Improcedem assim, os invocados vícios assacados à sentença recorrida, de falta de fundamentação, de contradição entre os fundamentos e a decisão e de omissão de pronúncia.


4.1. Para julgar improcedente a impugnação judicial deduzida nesta parte ora sob recurso em que não aceitou o custo de 3.150.000$ em sede de IRC, bem como não aceitou a correspondente dedução para efeitos de IVA, considerou o M. Juiz do Tribunal em síntese, que da prova produzida não resultava que o mesmo pudesse ser qualificado como de um custo fiscal e em sede de IVA pudesse conferir o direito à dedução, pelo que nesta parte a impugnação judicial não poderia deixar de ser julgada improcedente com a manutenção das liquidações respectivas.

Para a recorrente, de acordo com a restante matéria das conclusões das alegações do recurso e que delimitam o seu objecto, é contra a falta do cumprimento do ónus da prova por parte da AT que vem esgrimir o único argumento que esta o não cumpriu, como lhe competia, pelo que a sentença recorrida que em contrário decidiu não pode deixar de ser revogada.

Vejamos então.
Convém frisar desde logo, que a presente impugnação judicial foi deduzida em tempo em que ainda não se encontrava em vigor o actual CPPT, que prevê no seu art.º 104.º a não possibilidade de cumulação, na mesma impugnação, entre tributos de diferente natureza, como é o caso do IRC e do IVA, o primeiro um imposto sobre o rendimento das pessoas colectivas e o segundo, um imposto sobre o consumo de bens e prestação de serviços, já que aquele Código só se aplica aos processos iniciados depois da data da sua entrada em vigor – cfr. art.º 4.º do Dec-Lei n.º 433/99, de 26 de Outubro – e o anterior Código de Processo Tributário não impedia tal cumulação, pelo que nada obsta que a mesma seja validamente feita valer na presente impugnação.
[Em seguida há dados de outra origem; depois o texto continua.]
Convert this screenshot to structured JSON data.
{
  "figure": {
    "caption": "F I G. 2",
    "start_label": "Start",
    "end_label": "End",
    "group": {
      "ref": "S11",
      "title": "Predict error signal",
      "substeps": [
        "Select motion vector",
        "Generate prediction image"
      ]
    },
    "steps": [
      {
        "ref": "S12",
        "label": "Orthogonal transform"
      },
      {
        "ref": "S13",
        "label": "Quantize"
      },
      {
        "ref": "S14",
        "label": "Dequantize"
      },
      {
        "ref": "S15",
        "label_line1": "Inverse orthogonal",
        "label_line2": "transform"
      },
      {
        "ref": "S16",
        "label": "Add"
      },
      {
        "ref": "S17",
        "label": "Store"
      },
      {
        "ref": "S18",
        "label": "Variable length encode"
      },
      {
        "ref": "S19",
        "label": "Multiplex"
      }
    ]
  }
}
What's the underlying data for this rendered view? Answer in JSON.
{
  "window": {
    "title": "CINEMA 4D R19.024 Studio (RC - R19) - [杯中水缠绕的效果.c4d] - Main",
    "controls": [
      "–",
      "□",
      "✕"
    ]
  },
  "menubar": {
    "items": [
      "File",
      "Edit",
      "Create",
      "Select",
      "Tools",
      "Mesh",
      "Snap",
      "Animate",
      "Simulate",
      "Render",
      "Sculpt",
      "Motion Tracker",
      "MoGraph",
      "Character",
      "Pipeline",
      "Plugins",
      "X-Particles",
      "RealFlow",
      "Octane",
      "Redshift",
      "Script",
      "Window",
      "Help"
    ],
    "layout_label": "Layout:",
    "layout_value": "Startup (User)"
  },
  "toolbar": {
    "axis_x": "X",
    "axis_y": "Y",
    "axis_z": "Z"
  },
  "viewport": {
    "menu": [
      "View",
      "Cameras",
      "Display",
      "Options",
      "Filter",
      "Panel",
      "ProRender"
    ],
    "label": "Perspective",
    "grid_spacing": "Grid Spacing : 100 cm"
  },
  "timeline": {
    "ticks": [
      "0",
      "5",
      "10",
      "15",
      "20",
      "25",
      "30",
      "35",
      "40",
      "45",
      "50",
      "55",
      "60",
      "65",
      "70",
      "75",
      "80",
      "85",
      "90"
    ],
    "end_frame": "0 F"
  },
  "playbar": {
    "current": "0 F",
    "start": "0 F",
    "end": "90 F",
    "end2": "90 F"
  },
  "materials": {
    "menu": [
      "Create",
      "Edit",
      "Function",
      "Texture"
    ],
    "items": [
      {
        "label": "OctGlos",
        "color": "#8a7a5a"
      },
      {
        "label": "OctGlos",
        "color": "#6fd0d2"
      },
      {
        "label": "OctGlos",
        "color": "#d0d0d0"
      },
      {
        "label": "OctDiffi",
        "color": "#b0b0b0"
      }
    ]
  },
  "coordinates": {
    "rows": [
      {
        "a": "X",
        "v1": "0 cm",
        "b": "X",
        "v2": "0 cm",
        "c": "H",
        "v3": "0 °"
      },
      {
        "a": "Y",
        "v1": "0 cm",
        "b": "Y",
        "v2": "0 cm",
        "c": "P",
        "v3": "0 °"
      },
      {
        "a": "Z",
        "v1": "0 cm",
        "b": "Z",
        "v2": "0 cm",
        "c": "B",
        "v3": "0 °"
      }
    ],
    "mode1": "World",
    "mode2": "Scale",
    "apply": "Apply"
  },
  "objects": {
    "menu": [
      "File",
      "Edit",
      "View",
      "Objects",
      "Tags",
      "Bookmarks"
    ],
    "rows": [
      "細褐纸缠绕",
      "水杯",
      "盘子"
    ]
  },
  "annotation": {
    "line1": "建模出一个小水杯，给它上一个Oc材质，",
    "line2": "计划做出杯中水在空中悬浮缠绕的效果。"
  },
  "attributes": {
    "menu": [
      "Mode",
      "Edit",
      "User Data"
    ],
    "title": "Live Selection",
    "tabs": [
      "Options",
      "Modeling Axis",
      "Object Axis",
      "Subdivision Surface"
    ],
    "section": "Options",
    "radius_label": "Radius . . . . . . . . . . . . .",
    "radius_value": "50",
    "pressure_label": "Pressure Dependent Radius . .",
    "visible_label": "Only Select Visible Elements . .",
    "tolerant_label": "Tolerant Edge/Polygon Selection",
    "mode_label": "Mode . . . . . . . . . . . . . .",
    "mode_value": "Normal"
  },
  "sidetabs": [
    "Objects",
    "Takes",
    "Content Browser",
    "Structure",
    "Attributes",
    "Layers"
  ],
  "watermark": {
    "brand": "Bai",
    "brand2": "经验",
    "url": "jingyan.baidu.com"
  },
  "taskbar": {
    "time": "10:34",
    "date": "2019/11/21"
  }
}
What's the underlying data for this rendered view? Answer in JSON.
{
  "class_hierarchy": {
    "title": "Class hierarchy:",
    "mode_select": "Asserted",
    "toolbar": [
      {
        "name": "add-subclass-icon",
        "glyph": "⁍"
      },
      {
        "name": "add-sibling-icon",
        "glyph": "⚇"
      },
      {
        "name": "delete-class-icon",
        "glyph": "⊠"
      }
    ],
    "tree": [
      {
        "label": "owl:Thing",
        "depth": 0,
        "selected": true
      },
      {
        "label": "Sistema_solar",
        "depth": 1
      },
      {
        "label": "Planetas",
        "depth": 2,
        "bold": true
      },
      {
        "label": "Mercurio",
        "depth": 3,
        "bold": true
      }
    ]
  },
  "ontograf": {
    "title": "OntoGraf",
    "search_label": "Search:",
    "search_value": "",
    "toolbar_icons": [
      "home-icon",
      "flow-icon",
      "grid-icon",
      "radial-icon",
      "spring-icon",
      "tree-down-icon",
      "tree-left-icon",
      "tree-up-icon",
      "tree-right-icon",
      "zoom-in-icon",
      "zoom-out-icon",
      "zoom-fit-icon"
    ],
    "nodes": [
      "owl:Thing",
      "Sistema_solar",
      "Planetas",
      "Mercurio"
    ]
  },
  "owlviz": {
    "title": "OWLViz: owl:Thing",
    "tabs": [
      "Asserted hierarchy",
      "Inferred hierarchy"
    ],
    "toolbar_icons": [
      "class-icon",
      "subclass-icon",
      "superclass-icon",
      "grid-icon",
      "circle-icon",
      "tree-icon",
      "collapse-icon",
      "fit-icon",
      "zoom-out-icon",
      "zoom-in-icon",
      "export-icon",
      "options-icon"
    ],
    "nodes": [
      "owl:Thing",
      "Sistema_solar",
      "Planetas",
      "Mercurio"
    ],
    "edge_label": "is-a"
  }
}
Quanto ao IVA resultante da não consideração do direito à dedução do imposto suportado pela ora recorrente, tendo em conta que a mesma nem sequer questiona que tais facturas reunam os requisitos legais previstos no art.º 35.º, n.º5 do CIVA, para que a mesma possa exercer tal direito – cfr. matéria das suas conclusões 5º e 6º - que não reúnem como das mesmas se pode colher, aliás descritas na matéria das alíneas 7ª, 8ª e 9ª da matéria fixada no probatório da mesma sentença, e que tais requisitos são considerados requisitos substancias em ordem ao exercício desse direito à dedução nos termos do disposto no n.º2 do art.º 19.º, do mesmo Código, não pode desde logo, o recurso deixar de improceder nesta parte, já que desta forma, como requisitos substanciais que são, não podem eles ser substituídos por outro meio de prova nos termos do disposto nos art.ºs 364.º, n.º1 do Código Civil e 655.º, n.º2 do CPC e constitui jurisprudência corrente (2), pelo que ao seu abrigo não poderia tal direito ser exercido.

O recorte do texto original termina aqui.